Hummingbird Cupcakes

(144)
Yield:
24 cupcakes

This big batch of hummingbird cupcakes is reminiscent of our Hummingbird Cake recipe. It's delicious and features a tasty cream cheese icing. Recipe from Martha Stewart Living, June 2003.

Ingredients

  • 3 cups all-purpose flour, plus more for pan

  • 1 teaspoon baking soda

  • 1 teaspoon ground cinnamon

  • ½ teaspoon salt

  • 1 cup (2 sticks) unsalted butter, melted and cooled

  • 2 teaspoons pure vanilla extract

  • 2 cups sugar

  • 3 large eggs

  • 2 cups mashed ripe banana (about 3 large)

  • 1 can (8 ounces) crushed pineapple, drained

  • 1 cup chopped walnuts or pecans

  • 1 cup unsweetened desiccated coconut

  • Easy Cream Cheese Frosting

  • Dried Pineapple Flowers

Directions

  1. Preheat oven to 350 degrees.with rack in center. Line cupcake pan with paper liners; set aside. In a medium bowl, whisk together flour, baking soda, cinnamon, and salt; set aside.

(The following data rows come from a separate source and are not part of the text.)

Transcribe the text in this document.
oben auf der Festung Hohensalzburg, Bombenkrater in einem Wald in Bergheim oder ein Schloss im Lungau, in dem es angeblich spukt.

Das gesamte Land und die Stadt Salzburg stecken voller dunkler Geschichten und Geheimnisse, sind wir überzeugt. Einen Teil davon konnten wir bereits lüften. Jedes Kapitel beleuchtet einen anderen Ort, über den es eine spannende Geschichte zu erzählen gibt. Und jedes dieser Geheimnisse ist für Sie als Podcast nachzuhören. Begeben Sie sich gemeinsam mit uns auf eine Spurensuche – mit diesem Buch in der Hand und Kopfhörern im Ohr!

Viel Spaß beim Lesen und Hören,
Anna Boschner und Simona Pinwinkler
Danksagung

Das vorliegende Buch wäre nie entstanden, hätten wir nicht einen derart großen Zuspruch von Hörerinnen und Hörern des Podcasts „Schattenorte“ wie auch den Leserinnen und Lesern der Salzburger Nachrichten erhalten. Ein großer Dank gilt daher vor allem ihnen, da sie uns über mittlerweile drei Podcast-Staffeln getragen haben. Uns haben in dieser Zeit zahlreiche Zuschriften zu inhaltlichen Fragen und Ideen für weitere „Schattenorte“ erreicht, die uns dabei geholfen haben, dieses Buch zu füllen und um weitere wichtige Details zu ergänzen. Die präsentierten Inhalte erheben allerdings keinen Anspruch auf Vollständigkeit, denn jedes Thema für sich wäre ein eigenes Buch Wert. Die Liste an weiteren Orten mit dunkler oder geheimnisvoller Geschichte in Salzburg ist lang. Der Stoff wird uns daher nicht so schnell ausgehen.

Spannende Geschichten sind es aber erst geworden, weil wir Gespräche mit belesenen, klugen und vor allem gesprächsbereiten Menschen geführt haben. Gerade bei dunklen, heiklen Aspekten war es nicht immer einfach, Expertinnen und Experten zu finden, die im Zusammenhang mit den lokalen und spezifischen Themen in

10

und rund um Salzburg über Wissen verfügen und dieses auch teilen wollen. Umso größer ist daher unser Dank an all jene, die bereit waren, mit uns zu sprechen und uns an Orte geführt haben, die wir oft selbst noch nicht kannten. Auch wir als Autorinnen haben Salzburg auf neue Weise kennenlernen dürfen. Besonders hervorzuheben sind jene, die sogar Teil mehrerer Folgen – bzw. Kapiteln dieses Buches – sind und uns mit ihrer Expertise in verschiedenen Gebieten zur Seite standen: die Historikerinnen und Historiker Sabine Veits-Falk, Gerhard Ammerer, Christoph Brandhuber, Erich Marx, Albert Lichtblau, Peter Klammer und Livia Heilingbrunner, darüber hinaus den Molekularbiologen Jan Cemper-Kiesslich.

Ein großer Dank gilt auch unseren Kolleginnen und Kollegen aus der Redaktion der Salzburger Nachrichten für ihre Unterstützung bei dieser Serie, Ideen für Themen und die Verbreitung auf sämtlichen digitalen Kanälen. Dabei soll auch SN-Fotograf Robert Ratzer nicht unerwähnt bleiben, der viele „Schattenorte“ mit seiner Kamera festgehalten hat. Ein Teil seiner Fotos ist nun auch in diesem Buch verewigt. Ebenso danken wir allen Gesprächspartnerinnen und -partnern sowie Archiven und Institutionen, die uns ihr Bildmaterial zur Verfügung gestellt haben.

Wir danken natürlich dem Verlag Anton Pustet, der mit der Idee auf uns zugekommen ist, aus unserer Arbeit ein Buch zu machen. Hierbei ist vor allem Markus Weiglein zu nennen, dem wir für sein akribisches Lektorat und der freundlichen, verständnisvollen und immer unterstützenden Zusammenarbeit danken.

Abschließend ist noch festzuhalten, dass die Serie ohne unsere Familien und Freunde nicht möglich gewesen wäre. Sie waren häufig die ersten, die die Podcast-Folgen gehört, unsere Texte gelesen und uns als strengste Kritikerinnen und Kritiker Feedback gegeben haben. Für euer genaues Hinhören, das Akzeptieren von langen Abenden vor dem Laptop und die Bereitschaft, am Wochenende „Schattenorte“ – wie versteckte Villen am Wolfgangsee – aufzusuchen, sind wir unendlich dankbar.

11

  2. In the bowl of an electric mixer fitted with the paddle attachment, beat butter, vanilla, and sugar until combined, about 2 minutes. Add eggs one at a time, incorporating each before adding the next. Beat at medium speed until mixture is pale yellow and fluffy, about 3 minutes.

  3. In a medium bowl, stir together banana, pineapple, walnuts, and coconut. Add to egg mixture, mixing until combined. Stir in flour mixture.

  4. Divide batter evenly among liners, filling about 2/3 full. Bake, rotating pans halfway through, until golden brown and a cake tester inserted in the center comes out clean, 25 to 28 minutes.

  5. Transfer to a wire rack to cool completely. Once cupcakes have cooled, use a small offset spatula to frost tops of each cupcake. Decorate with dried pineapple flowers, if desired. Serve at room temperature.